An affiliate of the Washington DC-based private equity real estate firm has unveiled PRC Securities, which will raise funds for Perseus Realty and third party real estate vehicles targeting the middle market.

Perseus Realty Capital, the sister company of Perseus Realty Partners, has launched a capital  fundraising arm that will help raise equity for real estate vehicles targeting the middle market.

PRC Securities will also raise JV equity for individual projects and programmatic investments, as well as commingled funds for public and private real estate fund managers. The company will act as the placement agent for Perseus Realty Partners.

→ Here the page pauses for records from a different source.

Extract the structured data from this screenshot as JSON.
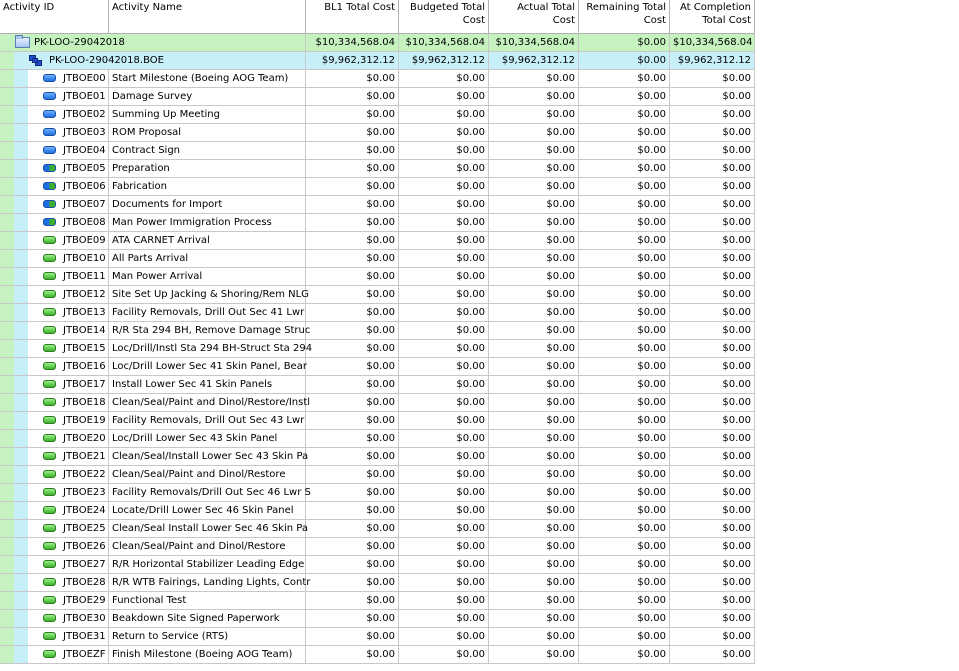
{
  "columns": {
    "activity_id": "Activity ID",
    "activity_name": "Activity Name",
    "bl1_total_cost": "BL1 Total Cost",
    "budgeted_total_cost": "Budgeted Total Cost",
    "actual_total_cost": "Actual Total Cost",
    "remaining_total_cost": "Remaining Total Cost",
    "at_completion_total_cost": "At Completion Total Cost"
  },
  "project": {
    "name": "PK-LOO-29042018",
    "bl1": "$10,334,568.04",
    "budgeted": "$10,334,568.04",
    "actual": "$10,334,568.04",
    "remaining": "$0.00",
    "at_completion": "$10,334,568.04",
    "colors": {
      "band": "#c6f2c0"
    }
  },
  "wbs": {
    "name": "PK-LOO-29042018.BOE",
    "bl1": "$9,962,312.12",
    "budgeted": "$9,962,312.12",
    "actual": "$9,962,312.12",
    "remaining": "$0.00",
    "at_completion": "$9,962,312.12",
    "colors": {
      "band": "#c7eff8"
    }
  },
  "activities": [
    {
      "id": "JTBOE00",
      "name": "Start Milestone (Boeing AOG Team)",
      "icon": "blue-bar-icon",
      "bl1": "$0.00",
      "budgeted": "$0.00",
      "actual": "$0.00",
      "remaining": "$0.00",
      "at_completion": "$0.00"
    },
    {
      "id": "JTBOE01",
      "name": "Damage Survey",
      "icon": "blue-bar-icon",
      "bl1": "$0.00",
      "budgeted": "$0.00",
      "actual": "$0.00",
      "remaining": "$0.00",
      "at_completion": "$0.00"
    },
    {
      "id": "JTBOE02",
      "name": "Summing Up Meeting",
      "icon": "blue-bar-icon",
      "bl1": "$0.00",
      "budgeted": "$0.00",
      "actual": "$0.00",
      "remaining": "$0.00",
      "at_completion": "$0.00"
    },
    {
      "id": "JTBOE03",
      "name": "ROM Proposal",
      "icon": "blue-bar-icon",
      "bl1": "$0.00",
      "budgeted": "$0.00",
      "actual": "$0.00",
      "remaining": "$0.00",
      "at_completion": "$0.00"
    },
    {
      "id": "JTBOE04",
      "name": "Contract Sign",
      "icon": "blue-bar-icon",
      "bl1": "$0.00",
      "budgeted": "$0.00",
      "actual": "$0.00",
      "remaining": "$0.00",
      "at_completion": "$0.00"
    },
    {
      "id": "JTBOE05",
      "name": "Preparation",
      "icon": "mixed-bar-icon",
      "bl1": "$0.00",
      "budgeted": "$0.00",
      "actual": "$0.00",
      "remaining": "$0.00",
      "at_completion": "$0.00"
    },
    {
      "id": "JTBOE06",
      "name": "Fabrication",
      "icon": "mixed-bar-icon",
      "bl1": "$0.00",
      "budgeted": "$0.00",
      "actual": "$0.00",
      "remaining": "$0.00",
      "at_completion": "$0.00"
    },
    {
      "id": "JTBOE07",
      "name": "Documents for Import",
      "icon": "mixed-bar-icon",
      "bl1": "$0.00",
      "budgeted": "$0.00",
      "actual": "$0.00",
      "remaining": "$0.00",
      "at_completion": "$0.00"
    },
    {
      "id": "JTBOE08",
      "name": "Man Power Immigration Process",
      "icon": "mixed-bar-icon",
      "bl1": "$0.00",
      "budgeted": "$0.00",
      "actual": "$0.00",
      "remaining": "$0.00",
      "at_completion": "$0.00"
    },
    {
      "id": "JTBOE09",
      "name": "ATA CARNET Arrival",
      "icon": "green-bar-icon",
      "bl1": "$0.00",
      "budgeted": "$0.00",
      "actual": "$0.00",
      "remaining": "$0.00",
      "at_completion": "$0.00"
    },
    {
      "id": "JTBOE10",
      "name": "All Parts Arrival",
      "icon": "green-bar-icon",
      "bl1": "$0.00",
      "budgeted": "$0.00",
      "actual": "$0.00",
      "remaining": "$0.00",
      "at_completion": "$0.00"
    },
    {
      "id": "JTBOE11",
      "name": "Man Power Arrival",
      "icon": "green-bar-icon",
      "bl1": "$0.00",
      "budgeted": "$0.00",
      "actual": "$0.00",
      "remaining": "$0.00",
      "at_completion": "$0.00"
    },
    {
      "id": "JTBOE12",
      "name": "Site Set Up Jacking & Shoring/Rem NLG",
      "icon": "green-bar-icon",
      "bl1": "$0.00",
      "budgeted": "$0.00",
      "actual": "$0.00",
      "remaining": "$0.00",
      "at_completion": "$0.00"
    },
    {
      "id": "JTBOE13",
      "name": "Facility Removals, Drill Out Sec 41 Lwr",
      "icon": "green-bar-icon",
      "bl1": "$0.00",
      "budgeted": "$0.00",
      "actual": "$0.00",
      "remaining": "$0.00",
      "at_completion": "$0.00"
    },
    {
      "id": "JTBOE14",
      "name": "R/R Sta 294 BH, Remove Damage Struc",
      "icon": "green-bar-icon",
      "bl1": "$0.00",
      "budgeted": "$0.00",
      "actual": "$0.00",
      "remaining": "$0.00",
      "at_completion": "$0.00"
    },
    {
      "id": "JTBOE15",
      "name": "Loc/Drill/Instl Sta 294 BH-Struct Sta 294",
      "icon": "green-bar-icon",
      "bl1": "$0.00",
      "budgeted": "$0.00",
      "actual": "$0.00",
      "remaining": "$0.00",
      "at_completion": "$0.00"
    },
    {
      "id": "JTBOE16",
      "name": "Loc/Drill Lower Sec 41 Skin Panel, Bear",
      "icon": "green-bar-icon",
      "bl1": "$0.00",
      "budgeted": "$0.00",
      "actual": "$0.00",
      "remaining": "$0.00",
      "at_completion": "$0.00"
    },
    {
      "id": "JTBOE17",
      "name": "Install Lower Sec 41 Skin Panels",
      "icon": "green-bar-icon",
      "bl1": "$0.00",
      "budgeted": "$0.00",
      "actual": "$0.00",
      "remaining": "$0.00",
      "at_completion": "$0.00"
    },
    {
      "id": "JTBOE18",
      "name": "Clean/Seal/Paint and Dinol/Restore/Instl",
      "icon": "green-bar-icon",
      "bl1": "$0.00",
      "budgeted": "$0.00",
      "actual": "$0.00",
      "remaining": "$0.00",
      "at_completion": "$0.00"
    },
    {
      "id": "JTBOE19",
      "name": "Facility Removals, Drill Out Sec 43 Lwr",
      "icon": "green-bar-icon",
      "bl1": "$0.00",
      "budgeted": "$0.00",
      "actual": "$0.00",
      "remaining": "$0.00",
      "at_completion": "$0.00"
    },
    {
      "id": "JTBOE20",
      "name": "Loc/Drill Lower Sec 43 Skin Panel",
      "icon": "green-bar-icon",
      "bl1": "$0.00",
      "budgeted": "$0.00",
      "actual": "$0.00",
      "remaining": "$0.00",
      "at_completion": "$0.00"
    },
    {
      "id": "JTBOE21",
      "name": "Clean/Seal/Install Lower Sec 43 Skin Pa",
      "icon": "green-bar-icon",
      "bl1": "$0.00",
      "budgeted": "$0.00",
      "actual": "$0.00",
      "remaining": "$0.00",
      "at_completion": "$0.00"
    },
    {
      "id": "JTBOE22",
      "name": "Clean/Seal/Paint and Dinol/Restore",
      "icon": "green-bar-icon",
      "bl1": "$0.00",
      "budgeted": "$0.00",
      "actual": "$0.00",
      "remaining": "$0.00",
      "at_completion": "$0.00"
    },
    {
      "id": "JTBOE23",
      "name": "Facility Removals/Drill Out Sec 46 Lwr S",
      "icon": "green-bar-icon",
      "bl1": "$0.00",
      "budgeted": "$0.00",
      "actual": "$0.00",
      "remaining": "$0.00",
      "at_completion": "$0.00"
    },
    {
      "id": "JTBOE24",
      "name": "Locate/Drill Lower Sec 46 Skin Panel",
      "icon": "green-bar-icon",
      "bl1": "$0.00",
      "budgeted": "$0.00",
      "actual": "$0.00",
      "remaining": "$0.00",
      "at_completion": "$0.00"
    },
    {
      "id": "JTBOE25",
      "name": "Clean/Seal Install Lower Sec 46 Skin Pa",
      "icon": "green-bar-icon",
      "bl1": "$0.00",
      "budgeted": "$0.00",
      "actual": "$0.00",
      "remaining": "$0.00",
      "at_completion": "$0.00"
    },
    {
      "id": "JTBOE26",
      "name": "Clean/Seal/Paint and Dinol/Restore",
      "icon": "green-bar-icon",
      "bl1": "$0.00",
      "budgeted": "$0.00",
      "actual": "$0.00",
      "remaining": "$0.00",
      "at_completion": "$0.00"
    },
    {
      "id": "JTBOE27",
      "name": "R/R Horizontal Stabilizer Leading Edge",
      "icon": "green-bar-icon",
      "bl1": "$0.00",
      "budgeted": "$0.00",
      "actual": "$0.00",
      "remaining": "$0.00",
      "at_completion": "$0.00"
    },
    {
      "id": "JTBOE28",
      "name": "R/R WTB Fairings, Landing Lights, Contr",
      "icon": "green-bar-icon",
      "bl1": "$0.00",
      "budgeted": "$0.00",
      "actual": "$0.00",
      "remaining": "$0.00",
      "at_completion": "$0.00"
    },
    {
      "id": "JTBOE29",
      "name": "Functional Test",
      "icon": "green-bar-icon",
      "bl1": "$0.00",
      "budgeted": "$0.00",
      "actual": "$0.00",
      "remaining": "$0.00",
      "at_completion": "$0.00"
    },
    {
      "id": "JTBOE30",
      "name": "Beakdown Site Signed Paperwork",
      "icon": "green-bar-icon",
      "bl1": "$0.00",
      "budgeted": "$0.00",
      "actual": "$0.00",
      "remaining": "$0.00",
      "at_completion": "$0.00"
    },
    {
      "id": "JTBOE31",
      "name": "Return to Service (RTS)",
      "icon": "green-bar-icon",
      "bl1": "$0.00",
      "budgeted": "$0.00",
      "actual": "$0.00",
      "remaining": "$0.00",
      "at_completion": "$0.00"
    },
    {
      "id": "JTBOEZF",
      "name": "Finish Milestone (Boeing AOG Team)",
      "icon": "green-bar-icon",
      "bl1": "$0.00",
      "budgeted": "$0.00",
      "actual": "$0.00",
      "remaining": "$0.00",
      "at_completion": "$0.00"
    }
  ]
}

Perseus Realty Capital was founded by Perseus Realty Partners' president Paul Dougherty, in association with Perseus, the merchant bank and private equity fund, at the same time as the private equity real estate firm in 2005.

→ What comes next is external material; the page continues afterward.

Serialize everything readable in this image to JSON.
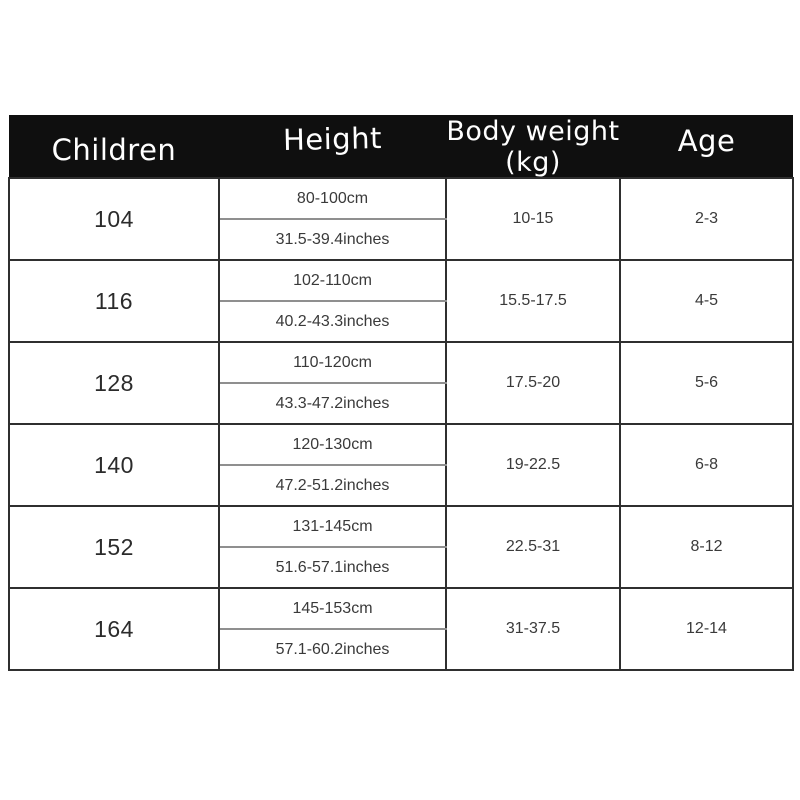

Managing director Jay Jarrett said in a statement the capital raising unit would target fund raises of between $350 million and $500 million. As part of the launch, Perseus Realty Capital has hired former Eastdil Secured real estate investment banking executive Julie Rost to head up the firm’s US west coast operations.

Earlier this year, Perseus Realty Partners launched a real estate debt financing vehicle, the PRP Participating Loan Program, to target distressed developers in the US.

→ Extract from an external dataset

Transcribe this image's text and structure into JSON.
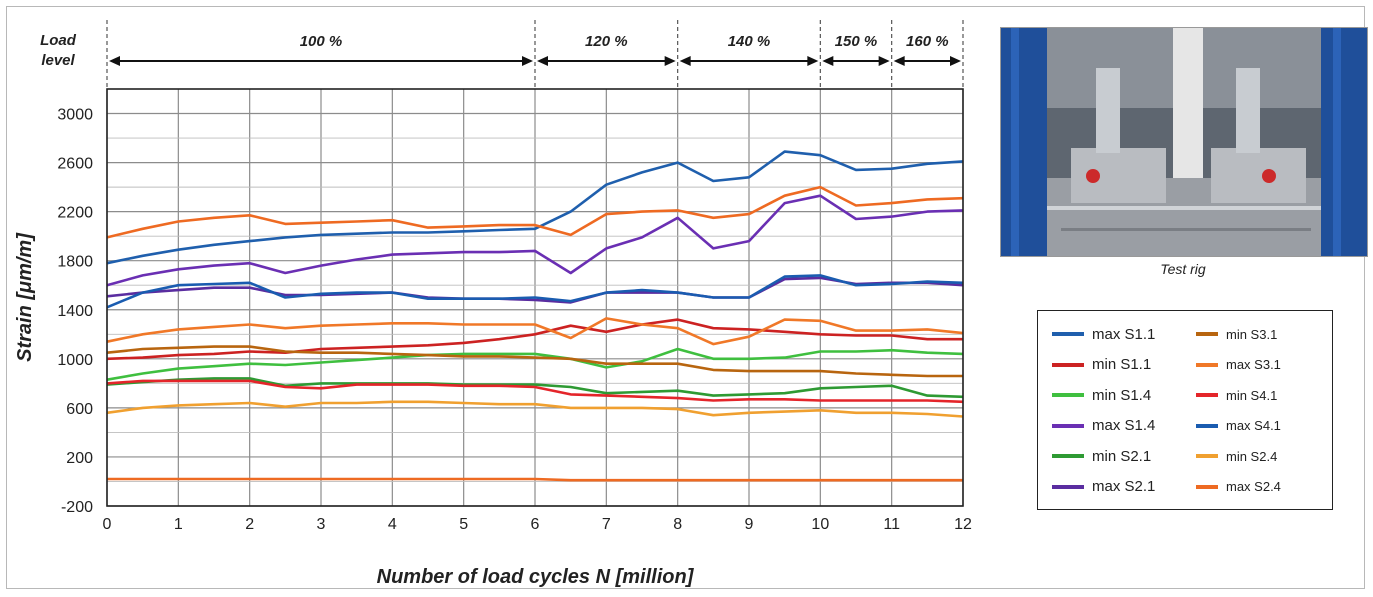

PRP PLP will concentrate on property developments with a total capitalization of between $20 million and $75 million and provide up to $1 billion in financing for the development, redevelopment and acquisition of office, retail, industrial and multifamily properties.

In an interview to be published in next month’s PERE magazine, Dougherty says opportunities will grow as debt matures over the next two years as investors seek to cover the gap between their existing debt and the amounts lenders will provide in today’s credit market. However he says the spread between the bid and ask is still too large, with Dougherty telling PERE the PLP program has yet to make an investment.

“With all of the monies being raised for distressed debt and debt funds, fund managers might find that what they will ultimately be doing is refining or shifting their strategy away from debt because they won’t be able to push their capital out as broadly as they think they might,” Dougherty said in the interview, adding: “That being said, opportunistically, this is still one of the best times to invest that I’ve seen in a long time.”